If the purpose of re-opening the Task Force’s consideration of PrEP was to evaluate long-acting injectable (LAI) PrEP, and if it actually intended to recommend this new, life-saving form of prevention, that is all lost in the final recommendation statement. This is why I urged the Centers for Medicare and Medicaid Services to clarify that payors must cover LAI PrEP given that its rules would allow payors to otherwise decline coverage of “services not described.” This was a far more measured suggestion than the blanket approach, and it would at least assure that a LAI PrEP product would be covered without cost sharing in addition to oral PrEP.
As the authors note, LAI PrEP can significantly improve adherence, and thus effectiveness, for some patients. The authors state that they “... obviously support access to long-acting products for patients for whom those formulations could help with adherence.” Yet they find acceptable any recommendation that stops short of any meaningful specificity as to the modalities of PrEP it recommends or the notion that a patient should not have to endure an onerous exceptions process to obtain the most appropriate form of PrEP.
Accomplishing patient initiation and adherence amid all the problems of HIV stigma is already complicated enough, particularly in underserved areas and where providers may not have the requisite expertise to guide a patient through the clinical considerations, let alone coverage barriers, around PrEP. Killelea’s prior analysis lays bare the regional disparities in PrEP access, including a more than 16-fold higher rate of prior authorization in the American south versus the northeast. More generally, research has shown that “the use of [prior authorization] may disproportionately impact individuals who have been historically underserved, marginalized, and adversely affected by persistent poverty and inequality.”

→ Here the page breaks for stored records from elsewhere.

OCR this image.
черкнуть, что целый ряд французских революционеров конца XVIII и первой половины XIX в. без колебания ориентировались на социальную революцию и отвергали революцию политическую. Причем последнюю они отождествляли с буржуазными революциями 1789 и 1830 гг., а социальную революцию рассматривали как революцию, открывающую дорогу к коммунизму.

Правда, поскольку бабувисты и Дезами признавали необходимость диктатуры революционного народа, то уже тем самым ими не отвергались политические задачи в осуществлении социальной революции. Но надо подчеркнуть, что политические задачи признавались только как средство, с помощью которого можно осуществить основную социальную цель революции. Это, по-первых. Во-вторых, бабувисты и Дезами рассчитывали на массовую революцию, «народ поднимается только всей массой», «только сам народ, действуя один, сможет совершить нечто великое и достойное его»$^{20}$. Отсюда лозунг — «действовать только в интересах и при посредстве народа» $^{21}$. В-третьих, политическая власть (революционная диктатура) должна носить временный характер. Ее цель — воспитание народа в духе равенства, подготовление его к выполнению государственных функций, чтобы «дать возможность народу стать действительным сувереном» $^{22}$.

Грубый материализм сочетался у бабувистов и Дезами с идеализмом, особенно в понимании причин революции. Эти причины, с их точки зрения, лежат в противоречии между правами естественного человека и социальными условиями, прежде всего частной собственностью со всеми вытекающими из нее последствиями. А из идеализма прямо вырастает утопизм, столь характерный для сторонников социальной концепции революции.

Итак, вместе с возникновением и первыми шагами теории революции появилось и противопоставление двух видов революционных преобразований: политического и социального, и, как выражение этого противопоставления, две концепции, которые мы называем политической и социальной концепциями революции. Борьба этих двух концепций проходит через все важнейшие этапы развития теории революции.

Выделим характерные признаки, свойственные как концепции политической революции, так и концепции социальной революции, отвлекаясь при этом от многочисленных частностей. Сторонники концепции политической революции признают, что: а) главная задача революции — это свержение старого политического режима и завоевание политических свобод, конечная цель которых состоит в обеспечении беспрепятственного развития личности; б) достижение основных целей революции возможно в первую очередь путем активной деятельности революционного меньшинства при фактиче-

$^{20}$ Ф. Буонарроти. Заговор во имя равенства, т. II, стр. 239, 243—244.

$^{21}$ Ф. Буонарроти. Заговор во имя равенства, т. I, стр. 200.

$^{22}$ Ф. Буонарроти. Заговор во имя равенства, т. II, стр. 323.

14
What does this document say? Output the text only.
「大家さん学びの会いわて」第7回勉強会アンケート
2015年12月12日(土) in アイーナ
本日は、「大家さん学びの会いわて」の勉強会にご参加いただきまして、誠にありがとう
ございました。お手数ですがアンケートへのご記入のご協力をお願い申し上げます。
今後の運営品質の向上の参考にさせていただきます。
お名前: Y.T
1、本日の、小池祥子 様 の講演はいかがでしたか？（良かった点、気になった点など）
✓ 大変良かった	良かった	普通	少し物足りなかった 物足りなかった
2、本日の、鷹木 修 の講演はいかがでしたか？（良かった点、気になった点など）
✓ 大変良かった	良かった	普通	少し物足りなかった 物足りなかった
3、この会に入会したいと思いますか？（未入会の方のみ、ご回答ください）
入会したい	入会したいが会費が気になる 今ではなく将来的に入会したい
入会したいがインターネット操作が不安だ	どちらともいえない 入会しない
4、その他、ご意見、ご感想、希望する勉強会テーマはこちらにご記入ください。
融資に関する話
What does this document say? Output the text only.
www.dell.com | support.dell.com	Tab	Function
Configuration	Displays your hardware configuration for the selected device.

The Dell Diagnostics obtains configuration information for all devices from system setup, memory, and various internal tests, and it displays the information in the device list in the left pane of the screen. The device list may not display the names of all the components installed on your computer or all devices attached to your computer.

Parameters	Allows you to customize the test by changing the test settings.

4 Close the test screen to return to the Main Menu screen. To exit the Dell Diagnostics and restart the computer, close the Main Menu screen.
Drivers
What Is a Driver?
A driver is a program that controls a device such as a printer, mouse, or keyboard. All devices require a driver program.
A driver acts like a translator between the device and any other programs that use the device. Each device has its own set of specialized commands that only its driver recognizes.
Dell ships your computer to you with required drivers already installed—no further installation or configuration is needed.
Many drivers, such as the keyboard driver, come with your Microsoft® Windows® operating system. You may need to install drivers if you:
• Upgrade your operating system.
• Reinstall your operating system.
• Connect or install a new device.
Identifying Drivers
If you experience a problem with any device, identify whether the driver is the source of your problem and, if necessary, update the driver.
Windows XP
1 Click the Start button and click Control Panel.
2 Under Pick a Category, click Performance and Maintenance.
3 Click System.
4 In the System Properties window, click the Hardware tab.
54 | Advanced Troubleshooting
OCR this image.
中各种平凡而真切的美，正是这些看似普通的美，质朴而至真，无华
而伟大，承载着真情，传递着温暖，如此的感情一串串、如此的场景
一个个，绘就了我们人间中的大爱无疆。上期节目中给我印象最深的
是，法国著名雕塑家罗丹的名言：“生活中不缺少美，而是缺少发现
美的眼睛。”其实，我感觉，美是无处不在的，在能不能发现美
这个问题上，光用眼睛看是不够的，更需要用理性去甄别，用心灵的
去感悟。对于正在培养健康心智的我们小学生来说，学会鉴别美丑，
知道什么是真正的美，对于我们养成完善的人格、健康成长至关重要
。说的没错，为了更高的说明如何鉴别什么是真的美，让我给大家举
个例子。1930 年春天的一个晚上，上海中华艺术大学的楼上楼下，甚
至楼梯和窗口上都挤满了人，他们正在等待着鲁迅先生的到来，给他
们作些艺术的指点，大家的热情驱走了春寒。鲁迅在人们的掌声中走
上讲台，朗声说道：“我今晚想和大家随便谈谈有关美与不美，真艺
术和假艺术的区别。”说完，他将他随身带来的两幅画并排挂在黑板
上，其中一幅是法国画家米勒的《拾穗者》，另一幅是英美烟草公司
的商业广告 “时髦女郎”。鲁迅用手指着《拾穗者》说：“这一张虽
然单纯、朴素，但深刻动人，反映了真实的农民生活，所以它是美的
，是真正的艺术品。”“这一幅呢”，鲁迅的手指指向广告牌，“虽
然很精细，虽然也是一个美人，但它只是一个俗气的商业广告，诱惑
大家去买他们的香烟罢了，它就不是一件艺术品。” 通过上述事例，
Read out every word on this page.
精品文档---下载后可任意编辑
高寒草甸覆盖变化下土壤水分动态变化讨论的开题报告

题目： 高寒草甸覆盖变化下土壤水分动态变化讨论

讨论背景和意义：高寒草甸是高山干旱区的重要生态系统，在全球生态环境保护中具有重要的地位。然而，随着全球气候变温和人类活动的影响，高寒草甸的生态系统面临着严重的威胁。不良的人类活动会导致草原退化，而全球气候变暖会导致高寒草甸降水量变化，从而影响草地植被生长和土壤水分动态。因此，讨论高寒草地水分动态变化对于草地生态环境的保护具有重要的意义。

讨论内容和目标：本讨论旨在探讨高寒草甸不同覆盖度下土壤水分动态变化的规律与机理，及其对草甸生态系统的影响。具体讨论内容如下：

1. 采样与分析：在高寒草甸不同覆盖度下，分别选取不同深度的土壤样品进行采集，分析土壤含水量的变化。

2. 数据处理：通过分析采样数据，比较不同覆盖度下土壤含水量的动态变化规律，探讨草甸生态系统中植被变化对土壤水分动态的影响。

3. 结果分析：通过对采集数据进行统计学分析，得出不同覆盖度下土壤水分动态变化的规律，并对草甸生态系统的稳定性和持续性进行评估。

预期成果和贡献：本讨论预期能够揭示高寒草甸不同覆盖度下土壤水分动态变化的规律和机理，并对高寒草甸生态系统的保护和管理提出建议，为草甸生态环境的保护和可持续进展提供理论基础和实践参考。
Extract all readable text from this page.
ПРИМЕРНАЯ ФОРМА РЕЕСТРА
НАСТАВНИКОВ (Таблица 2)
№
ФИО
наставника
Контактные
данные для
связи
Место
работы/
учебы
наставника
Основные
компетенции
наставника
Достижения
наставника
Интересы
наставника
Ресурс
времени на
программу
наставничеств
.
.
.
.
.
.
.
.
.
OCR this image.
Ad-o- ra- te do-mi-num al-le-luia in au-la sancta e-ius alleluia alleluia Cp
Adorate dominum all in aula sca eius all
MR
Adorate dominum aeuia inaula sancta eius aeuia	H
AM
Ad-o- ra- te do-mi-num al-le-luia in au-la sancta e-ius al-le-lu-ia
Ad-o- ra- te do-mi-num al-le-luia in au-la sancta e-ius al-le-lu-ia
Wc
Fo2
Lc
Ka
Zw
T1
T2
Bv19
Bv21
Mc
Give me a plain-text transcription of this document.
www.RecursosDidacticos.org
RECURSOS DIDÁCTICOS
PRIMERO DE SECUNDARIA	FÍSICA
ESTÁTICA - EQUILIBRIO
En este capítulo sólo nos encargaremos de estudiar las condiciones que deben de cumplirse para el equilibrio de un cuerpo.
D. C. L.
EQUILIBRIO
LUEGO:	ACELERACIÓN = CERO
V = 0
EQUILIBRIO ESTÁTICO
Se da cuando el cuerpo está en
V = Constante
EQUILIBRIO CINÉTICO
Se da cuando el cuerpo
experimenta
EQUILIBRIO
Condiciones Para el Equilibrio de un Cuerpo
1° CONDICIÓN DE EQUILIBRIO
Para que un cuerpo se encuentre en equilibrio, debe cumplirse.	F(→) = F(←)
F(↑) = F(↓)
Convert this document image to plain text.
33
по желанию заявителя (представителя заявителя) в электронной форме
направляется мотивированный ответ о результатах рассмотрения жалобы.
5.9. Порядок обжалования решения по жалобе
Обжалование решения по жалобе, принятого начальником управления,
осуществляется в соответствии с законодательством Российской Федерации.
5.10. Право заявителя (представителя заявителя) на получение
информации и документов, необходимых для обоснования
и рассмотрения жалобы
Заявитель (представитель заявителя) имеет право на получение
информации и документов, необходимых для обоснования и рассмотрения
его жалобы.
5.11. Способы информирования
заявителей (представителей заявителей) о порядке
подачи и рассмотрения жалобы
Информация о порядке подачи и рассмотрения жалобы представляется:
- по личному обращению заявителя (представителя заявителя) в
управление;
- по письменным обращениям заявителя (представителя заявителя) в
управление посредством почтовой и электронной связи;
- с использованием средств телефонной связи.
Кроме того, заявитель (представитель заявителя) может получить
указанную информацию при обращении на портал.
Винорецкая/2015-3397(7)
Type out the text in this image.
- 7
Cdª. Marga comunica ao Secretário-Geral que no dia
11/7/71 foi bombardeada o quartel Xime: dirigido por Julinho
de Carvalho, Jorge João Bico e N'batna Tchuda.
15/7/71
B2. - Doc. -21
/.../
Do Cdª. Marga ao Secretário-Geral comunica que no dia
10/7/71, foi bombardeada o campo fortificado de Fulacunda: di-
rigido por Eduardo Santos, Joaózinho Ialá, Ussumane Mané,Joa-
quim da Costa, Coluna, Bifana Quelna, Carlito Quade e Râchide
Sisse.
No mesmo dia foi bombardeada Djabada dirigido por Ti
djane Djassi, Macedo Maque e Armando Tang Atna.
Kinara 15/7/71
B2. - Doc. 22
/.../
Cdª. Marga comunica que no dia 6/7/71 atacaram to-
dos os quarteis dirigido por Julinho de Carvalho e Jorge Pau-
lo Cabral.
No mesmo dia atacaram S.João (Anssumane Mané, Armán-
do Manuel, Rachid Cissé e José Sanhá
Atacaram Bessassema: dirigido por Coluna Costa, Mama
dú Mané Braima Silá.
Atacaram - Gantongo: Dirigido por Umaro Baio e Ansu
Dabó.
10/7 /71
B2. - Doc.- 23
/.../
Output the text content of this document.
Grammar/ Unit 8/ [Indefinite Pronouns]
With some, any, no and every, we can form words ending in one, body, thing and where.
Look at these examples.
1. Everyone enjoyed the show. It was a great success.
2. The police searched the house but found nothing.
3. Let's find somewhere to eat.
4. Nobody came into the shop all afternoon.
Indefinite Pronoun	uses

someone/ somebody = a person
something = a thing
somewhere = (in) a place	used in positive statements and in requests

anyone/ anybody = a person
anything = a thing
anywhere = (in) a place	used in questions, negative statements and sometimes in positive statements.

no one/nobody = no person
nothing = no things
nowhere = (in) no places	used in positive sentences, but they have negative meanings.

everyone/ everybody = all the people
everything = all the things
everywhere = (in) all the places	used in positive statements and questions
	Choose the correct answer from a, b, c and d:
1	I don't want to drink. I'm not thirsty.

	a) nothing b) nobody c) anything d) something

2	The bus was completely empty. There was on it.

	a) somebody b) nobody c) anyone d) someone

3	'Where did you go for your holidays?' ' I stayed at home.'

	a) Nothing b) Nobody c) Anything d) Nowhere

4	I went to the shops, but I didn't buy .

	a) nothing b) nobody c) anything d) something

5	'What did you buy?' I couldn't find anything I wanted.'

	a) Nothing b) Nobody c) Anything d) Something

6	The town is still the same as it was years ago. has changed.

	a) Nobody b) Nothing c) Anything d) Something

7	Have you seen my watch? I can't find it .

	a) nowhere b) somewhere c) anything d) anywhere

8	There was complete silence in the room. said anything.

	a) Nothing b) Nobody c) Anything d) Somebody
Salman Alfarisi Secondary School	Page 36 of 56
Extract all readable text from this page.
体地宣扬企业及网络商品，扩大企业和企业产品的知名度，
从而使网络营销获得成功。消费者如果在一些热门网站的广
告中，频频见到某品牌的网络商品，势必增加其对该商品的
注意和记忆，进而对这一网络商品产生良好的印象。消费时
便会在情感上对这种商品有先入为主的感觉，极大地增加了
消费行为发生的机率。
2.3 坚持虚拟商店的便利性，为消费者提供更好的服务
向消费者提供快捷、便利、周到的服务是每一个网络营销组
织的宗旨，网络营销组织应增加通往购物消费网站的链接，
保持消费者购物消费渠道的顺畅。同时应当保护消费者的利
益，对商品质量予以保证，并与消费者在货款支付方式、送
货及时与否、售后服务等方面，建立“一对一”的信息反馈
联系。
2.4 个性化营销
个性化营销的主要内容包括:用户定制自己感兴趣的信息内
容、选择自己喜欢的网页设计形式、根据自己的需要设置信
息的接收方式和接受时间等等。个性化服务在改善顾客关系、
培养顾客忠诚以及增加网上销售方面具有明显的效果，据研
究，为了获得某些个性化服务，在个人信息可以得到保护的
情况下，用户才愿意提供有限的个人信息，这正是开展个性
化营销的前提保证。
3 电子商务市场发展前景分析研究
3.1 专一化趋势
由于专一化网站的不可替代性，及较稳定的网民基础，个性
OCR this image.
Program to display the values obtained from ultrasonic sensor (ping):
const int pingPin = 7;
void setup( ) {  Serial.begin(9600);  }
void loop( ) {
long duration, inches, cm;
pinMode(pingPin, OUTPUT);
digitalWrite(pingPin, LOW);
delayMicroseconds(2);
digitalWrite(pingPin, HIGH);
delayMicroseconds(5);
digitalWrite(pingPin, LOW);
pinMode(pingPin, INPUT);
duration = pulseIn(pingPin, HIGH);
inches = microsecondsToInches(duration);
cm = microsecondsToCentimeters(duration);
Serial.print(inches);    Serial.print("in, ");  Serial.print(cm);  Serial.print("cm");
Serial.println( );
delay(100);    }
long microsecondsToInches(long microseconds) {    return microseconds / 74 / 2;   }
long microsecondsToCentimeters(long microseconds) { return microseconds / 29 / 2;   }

By outlining their own clinical efficacy, safety and economic arguments in their response, the authors invert their position as they assume the role of deciding which forms of PrEP should be available and suggesting the Task Force should only do the same. The authors’ position necessarily enforces a decision on behalf of the patient who struggles to maintain adherence or experiences side effects, notwithstanding their increased risk of acquiring HIV.
Finally, the authors claim the Task Force must be given some new authority it does not currently have to assume the role of coverage arbiter. This is inaccurate.
HRSA acted on its own, with the advice of the National Academy of Medicine, when implementing the ACA’s requirement to cover certain recommended services for women. Specifically, it developed a framework by which payors must cover one contraceptive product per FDA-designated category. Moreover, the Centers for Disease Control and Prevention’s (CDC) Advisory Committee on Immunization Practices chose to update its charter to reflect its ability to recommend “antibody products” in addition to vaccines, reflecting innovative advancements in preventive technologies. In neither case did Congress provide an additional grant of authority outside of 2713.
Thus, it is not only possible for the Task Force to evolve its processes, procedures, and criteria. It is its obligation. I have suggested that it simply be more specific as to the type of modality to which it is referring, or that it incorporates by reference the CDC’s comprehensive PrEP guidelines, which are more specific. No additional authority is needed.
Archaic processes that perpetuate vagary, confusion, and non-coverage should be fixed. In this case, that is entirely feasible by quite simple administrative rather than Congressional solutions. I would welcome the authors to join me in supporting the Task Force in modernizing its approaches and facilitating access to innovative new forms of HIV prevention.